Andre Previn's Trio for Oboe, Bassoon, and Piano reminds me a lot of America at the time it was written in the late twentieth century: full of opposing ideas, unsettled, unable to focus on a common goal, but lurching forward (in a beautiful, well-written way; I meant no disrespect, Mr. Previn) with a semblance of progress. Previn is particularly savvy using American idioms while maintaining his own distinct compositional voice, particularly in the jazz-inspired final movement. But in the midst of the thorny, difficult music, buried in the middle movement is this moment*: nine measures of simple, pure bliss.

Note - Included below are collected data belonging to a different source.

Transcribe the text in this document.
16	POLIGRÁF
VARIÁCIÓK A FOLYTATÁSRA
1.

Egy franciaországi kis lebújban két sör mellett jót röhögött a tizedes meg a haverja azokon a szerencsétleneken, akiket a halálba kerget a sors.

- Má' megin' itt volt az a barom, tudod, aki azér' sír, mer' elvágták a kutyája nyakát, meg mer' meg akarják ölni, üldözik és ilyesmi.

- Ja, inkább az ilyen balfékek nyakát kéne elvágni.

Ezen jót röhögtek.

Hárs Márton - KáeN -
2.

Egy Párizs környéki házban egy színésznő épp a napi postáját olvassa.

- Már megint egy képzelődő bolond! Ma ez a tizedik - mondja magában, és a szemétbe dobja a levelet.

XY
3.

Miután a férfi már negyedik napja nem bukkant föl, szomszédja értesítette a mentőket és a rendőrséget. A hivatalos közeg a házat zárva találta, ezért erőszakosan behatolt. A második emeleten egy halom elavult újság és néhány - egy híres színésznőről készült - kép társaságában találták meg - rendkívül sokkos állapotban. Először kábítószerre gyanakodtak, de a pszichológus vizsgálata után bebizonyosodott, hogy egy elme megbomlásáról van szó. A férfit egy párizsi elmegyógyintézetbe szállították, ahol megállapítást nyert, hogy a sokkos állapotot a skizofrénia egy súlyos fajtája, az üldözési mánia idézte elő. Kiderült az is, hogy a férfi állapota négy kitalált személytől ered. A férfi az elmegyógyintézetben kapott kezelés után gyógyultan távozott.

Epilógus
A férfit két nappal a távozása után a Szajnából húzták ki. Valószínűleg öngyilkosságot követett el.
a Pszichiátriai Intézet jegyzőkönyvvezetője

You've all had those moments in music. Snippets of a piece, maybe even a whole song, that you want to hear over and over, that somehow transport you. I can think of dozens of them immediately, a few measures of Strauss' Morgen, the soloist's first entrance in Bach's cantata, Ich habe genug, or the climactic moment in Ravel's Sonatine. There are certainly as many such moments in jazz or pop music, too. When Eric Clapton's Tears in Heaven was first released (you know, the one about his dead kid)? Couldn't stop playing it. Or even worse (I hate true confessions time): when I was in high school, I had a momentary lapse that resulted in an Amy Grant phase. I honestly don't remember the song, but know only that I played about 45 seconds of it over. and over. and over. I understand now that I was simply discovering the seductive power of suspended fourths, but still. I was smitten.

I thought of those measures in the Previn on my iPodless run early this morning (has anyone seen my earbuds, btw?), as I exited under the little bridge connecting Isles to Calhoun. If I had the little digital recorder I covet, I'd put up a sound file of them right here, and you'd be impressed with the value-added blog you're reading. But anyway, Lake Calhoun comes suddenly into view, and it's not a momentous scene, but it's calm and expansive and inviting, and it reminded me, almost viscerally, of those moments in music that hook us. I actually felt propelled around the lake by that single thought. Total peace. But I also get that my favorite measures, that inspiring moment, might do nothing for you, and that you, strangely, would be stoic and unmoved when faced with my Amy Grant fantasy. And I'd gamely listen to the minute or so of that song by Lady Gaga you love and not get it either (though not if it's Paparazzi because I totally love that). Music is cool that way, no?

*At rehearsal last night we joked that after those nine measures, which happily belong to the piano alone, the oboe and bassoon join me and we proceed to immediately ruin it. And it's true: it's almost as if Previn is embarrassed that he wrote such a simple, unadulerated lick. To rehearse the thorny stuff, we always had me start with the magic measures, just so we could indulge in them.

P.S. The Poulenc Trio's excellent recording includes the Previn, and some other great pieces my trio is also rehearsing.

1 comment:

  1. What will we call this phenomena? Transporting snippets (TS)? As in, “My favorite moment of sarcastic TS is in Hedwig, when she has to listen to her trailerpark neighbor play Whitney Houston’s “I will always love you” ad infinitum."

    Most of my personal TS inducers are from musical theater…

    Musical: Ragtime
    Song: Back to Before
    Line (Mother): You were my sky, my moon and my stars and my ocean
    Why: Reminds me of a favorite ee cummings poem; what’s not to like about a major arpeggio (her perfect life, orderly and straight) that gets messed up by the 7th (falling in love with someone other than her husband, pulling her off the path)?

    Musical: Seussical
    Song: Just before the finale
    Line (Gertrude): I have wings. Yes, I can fly. You’ll teach him earth, and I will teach him sky.
    Why: It took me about 30 times through to be able to sing it without crying. I just kept trying. I’m tearing up now.

    Musical: Secret Garden
    Song: Opening
    Lines (Lily): Clusters of crocus,
    Purple and gold
    Blankets of pansies,
    Up from the cold.
    Lilies and iris,
    Safe from the chill.
    Safe in my garden,
    Snowdrops so still.
    Why: I like to harmonize with Rebecca Luker on “gold.” It’s SOOOO short and beautiful. And totally perfect for a soprano. The next “song” is dissonant. So why not keep playing the first refrain over and over and over?